そんなときに頭をよぎったのが、くるみちゃんから聞かされたたくさんのプランの中の一つ、「お客さんに十円ハゲをつくって顔を描く」というプランです。

これなら私も後ろ髪ひかれなくできるんじゃない?

私も決意しめしたい!

私も後ろ髪ひかれたくなくなりたい!

 

夜中に別の作品の赤ペンを書きながら思いつきました。でもでも、これを夜中にクマ印の無料メール(メール?)で相談したりしたら、ドン引きされるかもしれないし。何しろ髪の毛切るってちょっと重いし。作品に勝手に入り込むわけだし。でもきっとインパクトあるし。みんなびっくりすると思うし。くるみちゃんも驚いてくれるんじゃないかな。
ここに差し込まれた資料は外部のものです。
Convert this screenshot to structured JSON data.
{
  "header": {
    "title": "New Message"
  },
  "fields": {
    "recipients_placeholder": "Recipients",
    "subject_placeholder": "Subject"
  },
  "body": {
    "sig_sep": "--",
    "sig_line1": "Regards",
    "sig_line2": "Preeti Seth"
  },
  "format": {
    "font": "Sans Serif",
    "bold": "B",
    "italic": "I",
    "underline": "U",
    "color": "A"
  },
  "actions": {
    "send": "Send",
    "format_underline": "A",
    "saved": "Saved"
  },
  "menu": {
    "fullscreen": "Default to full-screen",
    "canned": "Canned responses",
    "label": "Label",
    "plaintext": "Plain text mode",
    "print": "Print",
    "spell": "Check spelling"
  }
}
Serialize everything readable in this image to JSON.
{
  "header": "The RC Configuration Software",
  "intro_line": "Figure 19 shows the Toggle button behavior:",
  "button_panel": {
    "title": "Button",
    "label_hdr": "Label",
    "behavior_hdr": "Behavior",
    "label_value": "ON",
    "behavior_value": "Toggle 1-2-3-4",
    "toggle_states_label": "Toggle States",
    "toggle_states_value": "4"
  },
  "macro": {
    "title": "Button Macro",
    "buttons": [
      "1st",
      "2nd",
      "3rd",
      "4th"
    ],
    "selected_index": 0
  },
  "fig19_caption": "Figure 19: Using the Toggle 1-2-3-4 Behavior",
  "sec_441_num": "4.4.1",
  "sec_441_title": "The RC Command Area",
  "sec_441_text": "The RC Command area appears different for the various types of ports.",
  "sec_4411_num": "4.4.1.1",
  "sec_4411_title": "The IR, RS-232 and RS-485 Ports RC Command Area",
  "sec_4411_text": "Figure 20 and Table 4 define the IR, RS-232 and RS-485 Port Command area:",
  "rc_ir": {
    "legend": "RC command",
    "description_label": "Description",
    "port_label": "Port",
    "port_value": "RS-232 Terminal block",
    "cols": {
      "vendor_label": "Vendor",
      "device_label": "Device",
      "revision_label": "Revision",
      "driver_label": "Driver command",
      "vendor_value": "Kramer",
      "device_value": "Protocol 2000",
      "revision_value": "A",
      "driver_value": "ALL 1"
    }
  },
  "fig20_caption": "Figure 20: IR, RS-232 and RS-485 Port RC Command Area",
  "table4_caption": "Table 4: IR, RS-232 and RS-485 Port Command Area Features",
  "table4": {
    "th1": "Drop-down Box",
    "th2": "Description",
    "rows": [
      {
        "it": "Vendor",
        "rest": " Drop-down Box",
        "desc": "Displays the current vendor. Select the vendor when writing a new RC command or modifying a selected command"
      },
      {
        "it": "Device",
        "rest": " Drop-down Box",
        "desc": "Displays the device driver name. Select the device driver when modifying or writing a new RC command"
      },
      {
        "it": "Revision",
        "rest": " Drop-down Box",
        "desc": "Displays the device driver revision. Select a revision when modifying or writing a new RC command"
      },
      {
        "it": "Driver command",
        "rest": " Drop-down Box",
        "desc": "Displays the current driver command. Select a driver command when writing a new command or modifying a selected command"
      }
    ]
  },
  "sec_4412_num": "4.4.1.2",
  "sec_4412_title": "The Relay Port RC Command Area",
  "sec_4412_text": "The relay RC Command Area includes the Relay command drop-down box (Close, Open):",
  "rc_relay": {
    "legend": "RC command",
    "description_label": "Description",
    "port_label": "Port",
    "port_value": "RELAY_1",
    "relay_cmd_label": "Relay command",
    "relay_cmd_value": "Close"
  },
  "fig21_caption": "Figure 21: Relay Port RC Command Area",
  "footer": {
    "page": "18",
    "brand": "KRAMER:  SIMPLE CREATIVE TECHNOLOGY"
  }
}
こ、これはきっと、直接顔見てプレゼン(というほどではないが)したほうがいいよね・・・。

 

そうして、最終日朝の車中プレゼンとなったのです。思い返せば今年の制作道場の初日のプランも、初日2日前に福岡まで迎えに行ったときの車中で初めてくるみちゃんから聞かされたのでした。顔見て話したほうがいいと思ってって。

車中プレゼンに始まり車中プレゼンに終わる2014年の制作道場

 

次回赤ペンは、私のはらわたについで毛髪を乗せてお送りする!のかな。